Using dedicated addins one can change the behavior of RDP session by leveraging a mechanism that Microsoft calls Virtual Channels.

Quoting directly from the web site:

Virtual channels are software extensions that can be used to add functional enhancements to a Remote Desktop Services application. Examples of functional enhancements might include: support for special types of hardware, audio, or other additions to the core functionality provided by the Remote Desktop Services Remote Desktop Protocol (RDP). The RDP protocol provides multiplexed management of multiple virtual channels.

The mechanism is implemented using DLLs, and since it is a legitimate feature its implementation and persistence mechanism are very well documented on the web site.

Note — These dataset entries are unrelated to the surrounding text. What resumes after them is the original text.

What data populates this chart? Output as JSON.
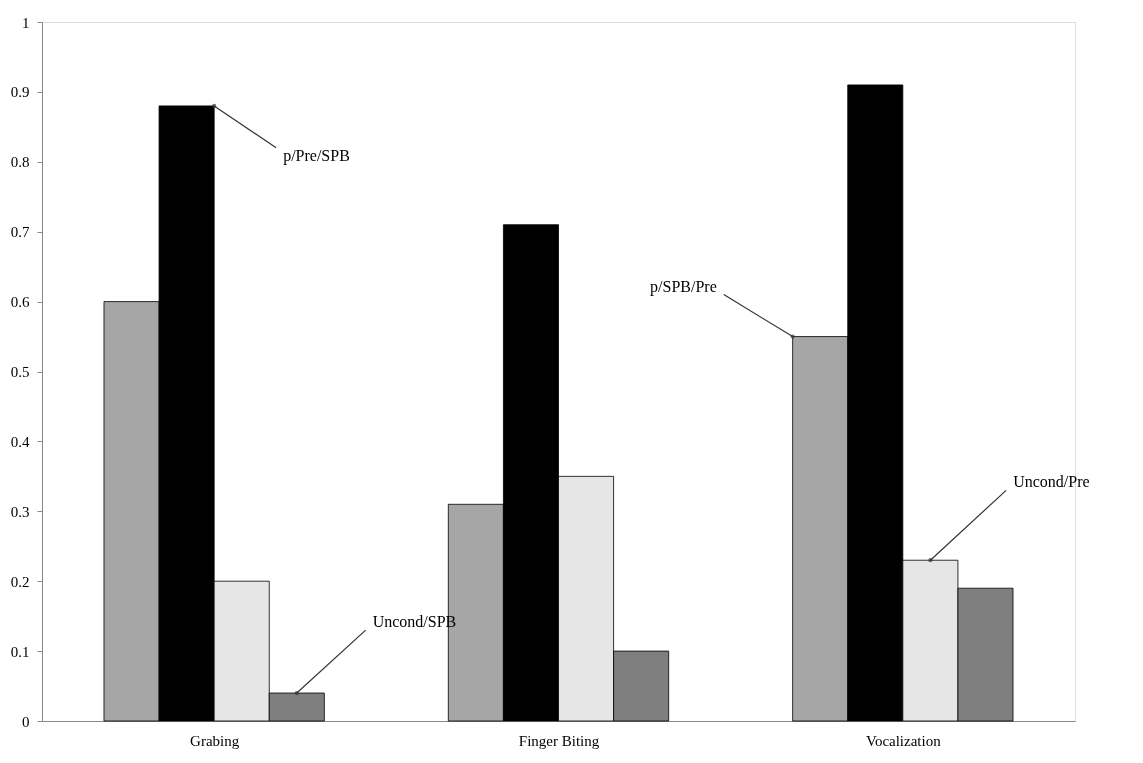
{
  "chart_data": {
    "type": "bar",
    "categories": [
      "Grabing",
      "Finger Biting",
      "Vocalization"
    ],
    "series": [
      {
        "name": "p/SPB/Pre",
        "color": "#a6a6a6",
        "values": [
          0.6,
          0.31,
          0.55
        ]
      },
      {
        "name": "p/Pre/SPB",
        "color": "#000000",
        "values": [
          0.88,
          0.71,
          0.91
        ]
      },
      {
        "name": "Uncond/Pre",
        "color": "#e6e6e6",
        "values": [
          0.2,
          0.35,
          0.23
        ]
      },
      {
        "name": "Uncond/SPB",
        "color": "#7f7f7f",
        "values": [
          0.04,
          0.1,
          0.19
        ]
      }
    ],
    "ylim": [
      0,
      1
    ],
    "yticks": [
      0,
      0.1,
      0.2,
      0.3,
      0.4,
      0.5,
      0.6,
      0.7,
      0.8,
      0.9,
      1
    ],
    "grid": false,
    "legend": false
  }
}
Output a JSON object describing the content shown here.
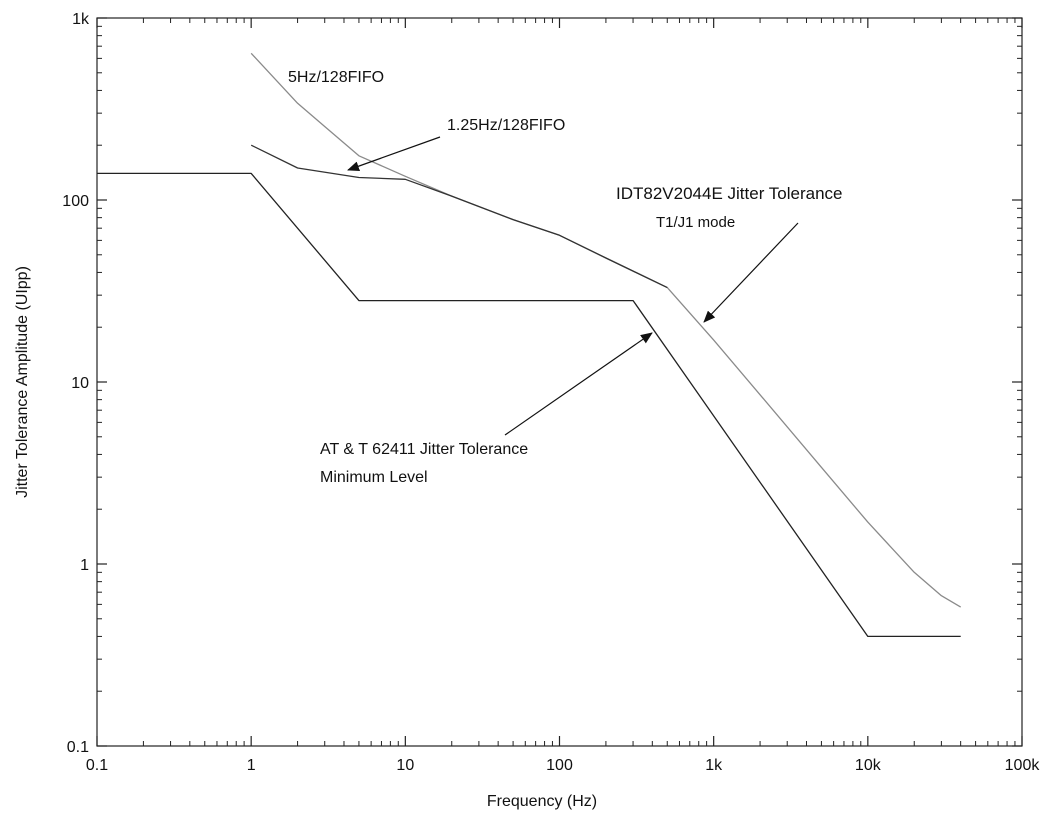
{
  "chart_data": {
    "type": "line",
    "xlabel": "Frequency (Hz)",
    "ylabel": "Jitter Tolerance Amplitude (UIpp)",
    "x_scale": "log",
    "y_scale": "log",
    "xlim": [
      0.1,
      100000
    ],
    "ylim": [
      0.1,
      1000
    ],
    "grid": false,
    "x_tick_values": [
      0.1,
      1,
      10,
      100,
      1000,
      10000,
      100000
    ],
    "x_tick_labels": [
      "0.1",
      "1",
      "10",
      "100",
      "1k",
      "10k",
      "100k"
    ],
    "y_tick_values": [
      0.1,
      1,
      10,
      100,
      1000
    ],
    "y_tick_labels": [
      "0.1",
      "1",
      "10",
      "100",
      "1k"
    ],
    "series": [
      {
        "name": "5Hz/128FIFO",
        "color": "#8a8a8a",
        "x": [
          1,
          2,
          5,
          10,
          20,
          50,
          100,
          200,
          500,
          1000,
          2000,
          5000,
          10000,
          20000,
          30000,
          40000
        ],
        "y": [
          640,
          340,
          175,
          135,
          105,
          78,
          64,
          48,
          33,
          17,
          8.5,
          3.4,
          1.7,
          0.9,
          0.67,
          0.58
        ]
      },
      {
        "name": "1.25Hz/128FIFO",
        "color": "#333333",
        "x": [
          1,
          2,
          5,
          10,
          20,
          50,
          100,
          200,
          500
        ],
        "y": [
          200,
          150,
          133,
          130,
          105,
          78,
          64,
          48,
          33
        ]
      },
      {
        "name": "AT & T 62411 Jitter Tolerance Minimum Level",
        "color": "#222222",
        "x": [
          0.1,
          1,
          5,
          300,
          10000,
          40000
        ],
        "y": [
          140,
          140,
          28,
          28,
          0.4,
          0.4
        ]
      }
    ],
    "annotations": [
      {
        "text": "5Hz/128FIFO",
        "color": "#8a8a8a"
      },
      {
        "text": "1.25Hz/128FIFO",
        "color": "#111111"
      },
      {
        "text": "IDT82V2044E Jitter Tolerance",
        "color": "#111111"
      },
      {
        "text": "T1/J1 mode",
        "color": "#111111"
      },
      {
        "text": "AT & T 62411 Jitter Tolerance",
        "color": "#111111"
      },
      {
        "text": "Minimum Level",
        "color": "#111111"
      }
    ]
  }
}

While the web site describes the HKCU keys only:

  • HKEY_CURRENT_USER\Software\Microsoft\Terminal Server Client\Default\Addins
  • HKEY_CURRENT_USER\Software\Microsoft\Terminal Server Client\connection\Addins

the HKLM works as well (at least for the Default; I have not tested the connection ones cuz it’s Friday 🙂 ).

f.ex.:

  • HKEY_LOCAL_MACHINE\SOFTWARE\Microsoft\Terminal Server Client\Default\Addins\Malware
    Name  = c:\test\test.dll

virtchan3

Unlike the ClxDllPath Path presented in part 44, the Addins DLLs are loaded not immediately after mstsc.exe is launched:

virtchan1

but only after the actual connection with the remote system is established:

virtchan2Note: If you want to test it, make sure that the DLL you want to load matches the mstsc.exe architecture (32- or 64-bit)